### James S. Plank

Wed Jan 29 10:56:08 EST 2014
Problem Statement.
Please try to do this one without my help. If you need my help, look below.
If a problem like this confuses you, start looking through the examples, and see if that gives you insight. Examples 0 and 1 and straightforward, and they may lead you to believe that you should just return s.size(). However, Example 2's size is greater than seven, and they don't give you any help. So work through it. Let's list all of the passwords that you can generate by deleting each letter in order. I'll color the letters before the one deleted red, and the letters afterward blue:

 ```ABACCCCABAA ABACCCCABAA AAACCCCABAA AABCCCCABAA AABACCCABAA AABACCCABAA AABACCCABAA AABACCCABAA AABACCCCBAA AABACCCCAAA AABACCCCABA AABACCCCABA ```

It should be pretty clear that the first two equal each other, because of those adjacent A's. In fact, every time there are consecutive letters that are the same, you get identical passwords.

So, formalize that: Each group of consecutive, identical letters results in one password. So, we should count the groups of identical, consecutive letters. In Example 2, those groups are "AA", "B", "A", "CCCC", "A", "B", and "AA". There are seven of them.
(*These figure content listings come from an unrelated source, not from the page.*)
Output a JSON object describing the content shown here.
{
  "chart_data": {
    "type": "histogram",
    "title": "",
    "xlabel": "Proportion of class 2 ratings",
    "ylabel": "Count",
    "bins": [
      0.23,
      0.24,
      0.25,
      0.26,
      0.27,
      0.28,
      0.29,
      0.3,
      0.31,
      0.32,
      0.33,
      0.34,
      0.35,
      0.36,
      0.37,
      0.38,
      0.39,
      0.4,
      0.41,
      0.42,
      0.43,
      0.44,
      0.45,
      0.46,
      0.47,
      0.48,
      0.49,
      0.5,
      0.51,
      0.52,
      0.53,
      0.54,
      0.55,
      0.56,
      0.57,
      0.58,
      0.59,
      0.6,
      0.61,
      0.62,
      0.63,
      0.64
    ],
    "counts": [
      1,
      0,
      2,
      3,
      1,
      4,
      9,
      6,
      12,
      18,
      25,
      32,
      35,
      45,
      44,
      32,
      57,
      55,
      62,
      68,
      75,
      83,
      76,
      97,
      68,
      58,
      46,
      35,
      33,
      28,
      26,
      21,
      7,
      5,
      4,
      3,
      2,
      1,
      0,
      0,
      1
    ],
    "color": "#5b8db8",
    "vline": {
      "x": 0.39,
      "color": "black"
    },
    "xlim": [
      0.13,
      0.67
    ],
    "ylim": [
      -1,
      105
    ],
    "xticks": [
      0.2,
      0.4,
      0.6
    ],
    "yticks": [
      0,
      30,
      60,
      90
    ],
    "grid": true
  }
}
Can you figure out how to count groups of identical, consecutive letters? Try it before you read on.

Run through the string with an integer i. If i is zero, then its letter starts a group of consecutive letters. Otherwise, if S[i] does not equal S[i-1], then its letter starts a new group of consecutive letters.

That should give you all of the information that you need to solve this problem. Go for it!